Пока портной помогал Грэму облачаться в темно-пурпурного цвета комбинезон, объединяющий нижнее белье, чулки и жилет, толстяк и русобородый вернулись в комнату. Они вполголоса обменивались быстрыми фразами. В их движениях безошибочно угадывалась тревога. Поверх пурпурного нижнего комбинезона Грэм надел верхний, голубовато-белый, и теперь был облачен по моде. Взглянув в зеркало, он увидел себя – по-прежнему изможденным, растрепанным и небритым, но, по крайней мере, не голым и даже – каким-то непостижимым образом – элегантным.

– Я должен побриться, – заметил он, разглядывая свое лицо.

– Сейчас, – сказал Говард.

Молодой человек перестал разглядывать Грэма, закрыл глаза, снова открыл и, вытянув тонкую руку, приблизился к нему. Остановился, огляделся вокруг и медленно взмахнул рукой.

– Стул! – нетерпеливо скомандовал Говард, и русобородый быстро пододвинул Грэму кресло.

– Садитесь, пожалуйста, – проговорил Говард.

Грэм заколебался, заметив, что в руке молодого человека, смотревшего на него таким безумным взором, сверкнула сталь.

– Неужели вы не понимаете, сир? – успокоил его русобородый. – Он собирается постричь вас.

– Ах так! – с облегчением воскликнул Грэм. – Но вы сказали, что он…

– Совершенно верно, капиллотомист!

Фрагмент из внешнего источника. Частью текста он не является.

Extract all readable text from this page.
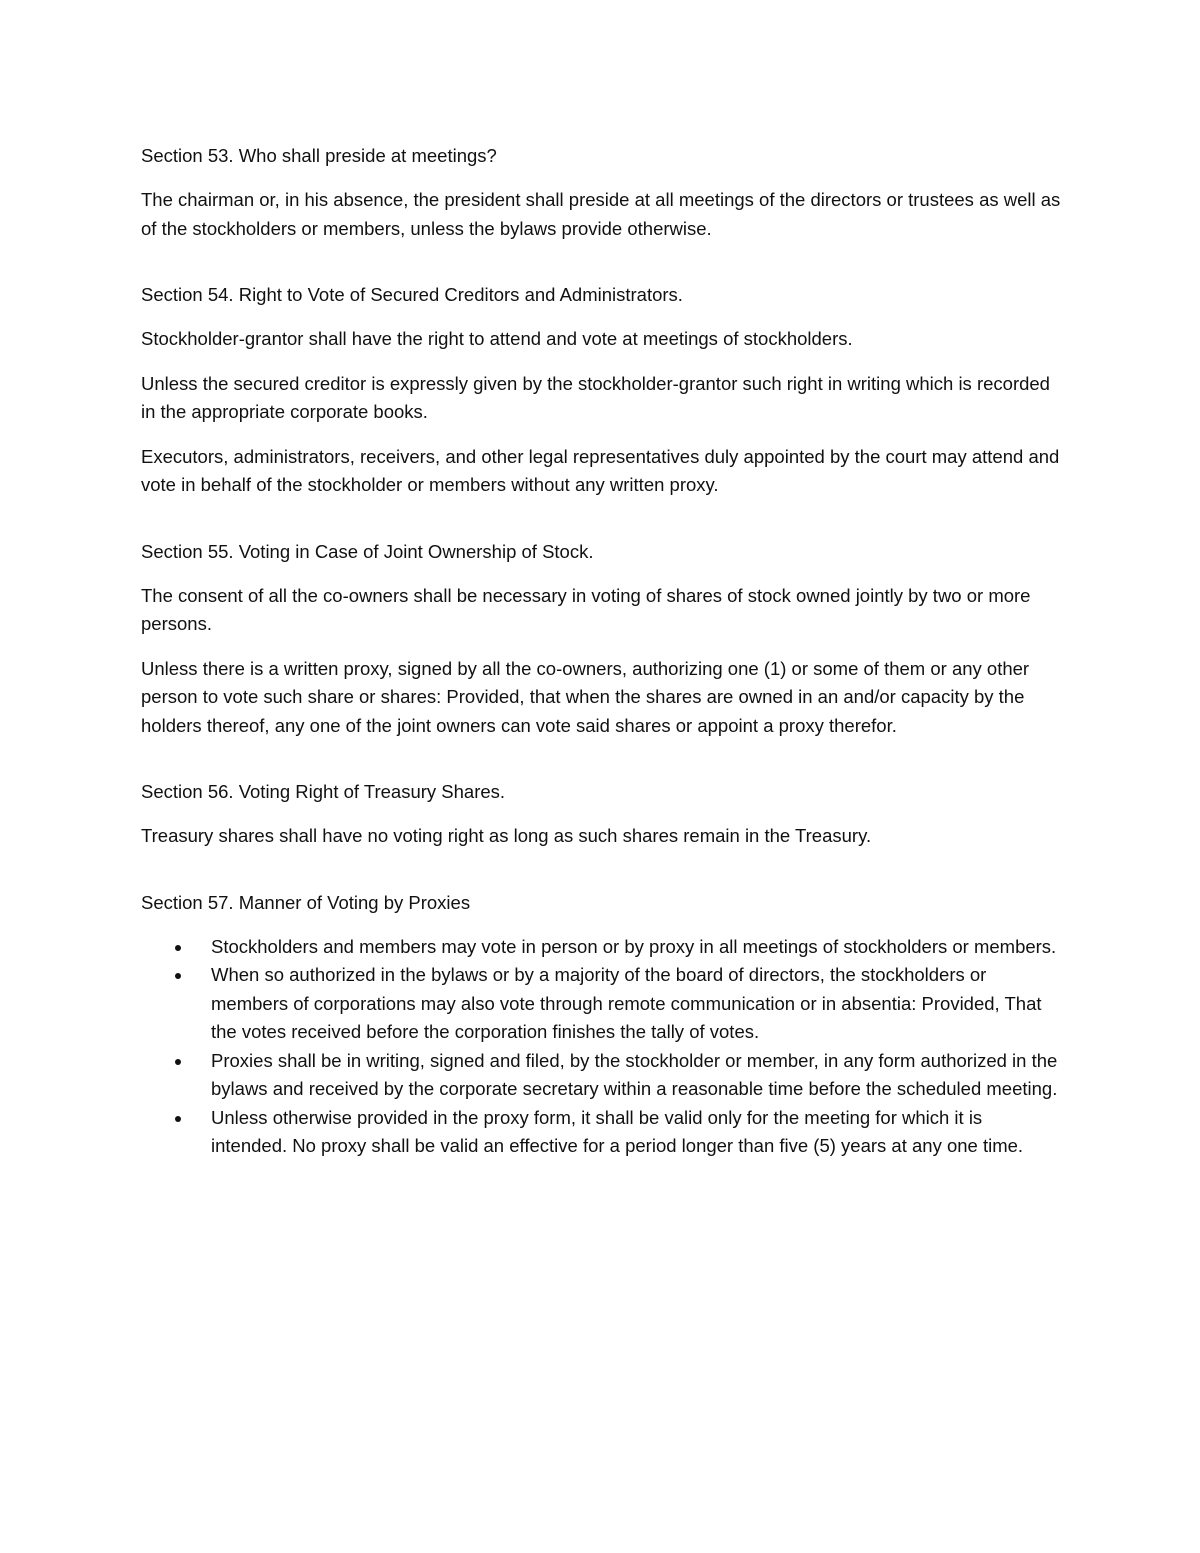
Section 53. Who shall preside at meetings?

The chairman or, in his absence, the president shall preside at all meetings of the directors or trustees as well as of the stockholders or members, unless the bylaws provide otherwise.

Section 54. Right to Vote of Secured Creditors and Administrators.

Stockholder-grantor shall have the right to attend and vote at meetings of stockholders.

Unless the secured creditor is expressly given by the stockholder-grantor such right in writing which is recorded in the appropriate corporate books.

Executors, administrators, receivers, and other legal representatives duly appointed by the court may attend and vote in behalf of the stockholder or members without any written proxy.

Section 55. Voting in Case of Joint Ownership of Stock.

The consent of all the co-owners shall be necessary in voting of shares of stock owned jointly by two or more persons.

Unless there is a written proxy, signed by all the co-owners, authorizing one (1) or some of them or any other person to vote such share or shares: Provided, that when the shares are owned in an and/or capacity by the holders thereof, any one of the joint owners can vote said shares or appoint a proxy therefor.

Section 56. Voting Right of Treasury Shares.

Treasury shares shall have no voting right as long as such shares remain in the Treasury.

Section 57. Manner of Voting by Proxies

Stockholders and members may vote in person or by proxy in all meetings of stockholders or members.
When so authorized in the bylaws or by a majority of the board of directors, the stockholders or members of corporations may also vote through remote communication or in absentia: Provided, That the votes received before the corporation finishes the tally of votes.
Proxies shall be in writing, signed and filed, by the stockholder or member, in any form authorized in the bylaws and received by the corporate secretary within a reasonable time before the scheduled meeting.
Unless otherwise provided in the proxy form, it shall be valid only for the meeting for which it is intended. No proxy shall be valid an effective for a period longer than five (5) years at any one time.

Один из лучших мастеров в мире.

Грэм поспешно сел в кресло. Человек с льняной бородкой исчез, а капиллотомист грациозно шагнул вперед, ощупал уши Грэма, изучил затылок и собирался присесть, чтобы еще разглядывать его, если бы не явное нетерпение Говарда. Наконец быстрыми движениями, ловко действуя своими инструментами, он сбрил Грэму бороду, подровнял усы, подстриг и причесал волосы. Все это он проделал без единого слова, увлеченно, с вдохновением настоящего поэта. Едва он завершил работу, Грэму подали пару башмаков.

Неожиданно, по-видимому из угла, раздался громкий голос:

– Скорее, скорее! Весь город уже узнал! Все прекращают работу. Прекращают работу. Не медлите, спешите!

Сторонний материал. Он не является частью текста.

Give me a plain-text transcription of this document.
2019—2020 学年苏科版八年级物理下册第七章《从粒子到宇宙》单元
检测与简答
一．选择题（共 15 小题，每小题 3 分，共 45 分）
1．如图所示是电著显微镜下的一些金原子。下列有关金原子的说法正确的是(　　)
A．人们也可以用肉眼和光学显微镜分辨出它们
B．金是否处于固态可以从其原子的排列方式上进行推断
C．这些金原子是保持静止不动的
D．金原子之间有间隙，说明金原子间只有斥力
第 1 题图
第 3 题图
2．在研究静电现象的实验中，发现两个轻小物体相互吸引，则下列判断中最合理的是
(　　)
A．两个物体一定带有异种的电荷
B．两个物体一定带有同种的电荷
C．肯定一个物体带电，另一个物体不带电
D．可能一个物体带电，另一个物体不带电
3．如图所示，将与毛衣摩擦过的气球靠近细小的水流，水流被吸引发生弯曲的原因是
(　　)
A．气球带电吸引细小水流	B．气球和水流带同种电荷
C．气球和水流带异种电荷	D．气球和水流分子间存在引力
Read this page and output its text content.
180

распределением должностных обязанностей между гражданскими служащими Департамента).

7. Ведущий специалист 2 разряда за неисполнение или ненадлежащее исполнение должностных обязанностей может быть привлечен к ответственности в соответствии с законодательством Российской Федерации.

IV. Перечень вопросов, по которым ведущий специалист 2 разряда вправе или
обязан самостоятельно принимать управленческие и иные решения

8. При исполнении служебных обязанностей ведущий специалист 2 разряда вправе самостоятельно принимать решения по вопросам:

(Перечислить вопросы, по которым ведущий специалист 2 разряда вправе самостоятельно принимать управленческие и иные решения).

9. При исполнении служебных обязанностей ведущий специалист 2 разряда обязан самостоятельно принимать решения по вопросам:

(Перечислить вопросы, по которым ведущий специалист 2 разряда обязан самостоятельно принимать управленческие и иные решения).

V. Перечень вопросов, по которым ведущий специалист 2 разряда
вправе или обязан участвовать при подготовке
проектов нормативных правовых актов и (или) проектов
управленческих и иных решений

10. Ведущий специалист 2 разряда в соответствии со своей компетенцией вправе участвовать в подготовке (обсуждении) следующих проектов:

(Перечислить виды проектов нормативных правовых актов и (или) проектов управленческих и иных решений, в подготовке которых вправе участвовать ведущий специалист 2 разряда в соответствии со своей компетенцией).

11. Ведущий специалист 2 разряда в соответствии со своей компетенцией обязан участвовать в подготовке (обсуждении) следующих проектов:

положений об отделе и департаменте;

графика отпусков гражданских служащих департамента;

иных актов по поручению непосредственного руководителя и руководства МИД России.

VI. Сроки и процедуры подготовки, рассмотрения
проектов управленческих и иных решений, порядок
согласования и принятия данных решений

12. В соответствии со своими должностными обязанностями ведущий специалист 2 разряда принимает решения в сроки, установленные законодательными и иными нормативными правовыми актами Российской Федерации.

Эти слова чрезвычайно всполошили Говарда. Грэм понял, что тот колеблется. Наконец он пошел в угол, где стоял аппарат с маленьким хрустальным шаром. Как раз в этот момент неумолкающий шум толпы усилился до мощного рева и столь же быстро затих. Грэма неудержимо потянуло к этому шуму. Он покосился на толстяка и поддался порыву. Двумя широкими шагами спустился по лестнице в галерею и через мгновение уже оказался на балконе, где ранее стояли трое незнакомцев.

Глава V

Движущиеся мостовые

Грэм подошел к перилам и взглянул поверх них. Снизу доносился шум от движения огромной толпы, послышались удивленные возгласы.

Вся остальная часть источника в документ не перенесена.